Mike asserts: "This is perhaps the only way out for the apologist, to claim that the Good is essentially unknowable for humans." God is beyond our understanding but that doesn't mean he's unknowable. you are confusing experiential knowledge with book learning and facts.

Mike WC
This does not solve the logical problem of there being a gap between God's commands and the source of those commands, however. Humans would be incapable of bypassing God's commands and revelation, but this is not because of a logical impossibility, but rather the infinitude of humanity.
Again he asserts a gap without giving us any reason to think there is one. He can imagine one based upon skepticism that is a far cry from proving there is one. It's just a product of his hermeneutic of skepticism. Logically linking God's commands to his nature f love resolves the problem complete because it means the standards is not separate from God nor is it an arbitrary whim, and there is basic reason ever given to imagine a gap. What I've said aboe about love as the background of the moral universe shows that a gap is not really possible becuase the whole concept of the moral apart form God's love is impossible. It would have no meaning as a moral universe. The moral law that God has placed upon our hearts is God's command in line with God's nature, God is not forging a moral law as a subject of higher power but is translating what is in his heart. speaking metaphorically of "heart."

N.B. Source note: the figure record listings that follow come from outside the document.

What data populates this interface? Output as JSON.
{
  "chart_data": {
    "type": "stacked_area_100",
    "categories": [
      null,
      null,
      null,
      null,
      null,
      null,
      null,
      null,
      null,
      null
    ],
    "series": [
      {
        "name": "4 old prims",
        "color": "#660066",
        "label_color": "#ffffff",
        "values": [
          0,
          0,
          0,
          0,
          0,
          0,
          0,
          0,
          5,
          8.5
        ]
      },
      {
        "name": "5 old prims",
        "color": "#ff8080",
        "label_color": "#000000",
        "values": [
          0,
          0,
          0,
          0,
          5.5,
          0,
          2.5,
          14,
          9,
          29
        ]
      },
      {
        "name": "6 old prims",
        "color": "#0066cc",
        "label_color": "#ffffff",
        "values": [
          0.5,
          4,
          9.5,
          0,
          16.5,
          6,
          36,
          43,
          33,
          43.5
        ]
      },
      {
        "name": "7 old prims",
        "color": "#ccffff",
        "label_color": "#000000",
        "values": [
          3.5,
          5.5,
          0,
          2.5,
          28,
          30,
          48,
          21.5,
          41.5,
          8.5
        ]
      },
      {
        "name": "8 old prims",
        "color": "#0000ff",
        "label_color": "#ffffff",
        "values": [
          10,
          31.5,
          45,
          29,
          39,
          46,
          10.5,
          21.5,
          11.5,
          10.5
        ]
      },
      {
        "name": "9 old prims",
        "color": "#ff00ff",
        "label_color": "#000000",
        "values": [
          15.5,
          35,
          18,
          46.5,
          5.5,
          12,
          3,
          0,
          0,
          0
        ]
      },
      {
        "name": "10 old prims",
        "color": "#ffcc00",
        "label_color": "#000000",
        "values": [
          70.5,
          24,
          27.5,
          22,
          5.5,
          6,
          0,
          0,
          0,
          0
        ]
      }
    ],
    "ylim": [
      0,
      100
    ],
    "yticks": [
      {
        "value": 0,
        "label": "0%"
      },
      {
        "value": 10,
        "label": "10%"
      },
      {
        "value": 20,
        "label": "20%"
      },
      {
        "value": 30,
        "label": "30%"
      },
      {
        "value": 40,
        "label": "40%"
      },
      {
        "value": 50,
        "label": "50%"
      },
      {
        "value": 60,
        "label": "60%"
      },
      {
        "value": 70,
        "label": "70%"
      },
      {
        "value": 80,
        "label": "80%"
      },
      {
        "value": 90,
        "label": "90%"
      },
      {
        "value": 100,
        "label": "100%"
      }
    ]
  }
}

The knowability issue is not really much of an issue. God is beyond our understanding intellectually but that's kind of knowledge we need to live morally. The kind of knolwedge we need is empirical knowledge of God's love and revelation knowledge of god's commands, although that is placed on the heart is available though natural theology. There are many theological methods and systems that would answer this arguemnt. One of them majors is the Eastern orthodox concept of mystical union which turns upon apoplectic theology (negative--don't say that it is but what ti's not).

Euthyphro dilemma is only an issue where God is contingent and there is a higher power. There is no higher power than the eternal necesasry aspect of being. In the OT he's called "I Am." In the NT he's called "Our father who art in Heaven."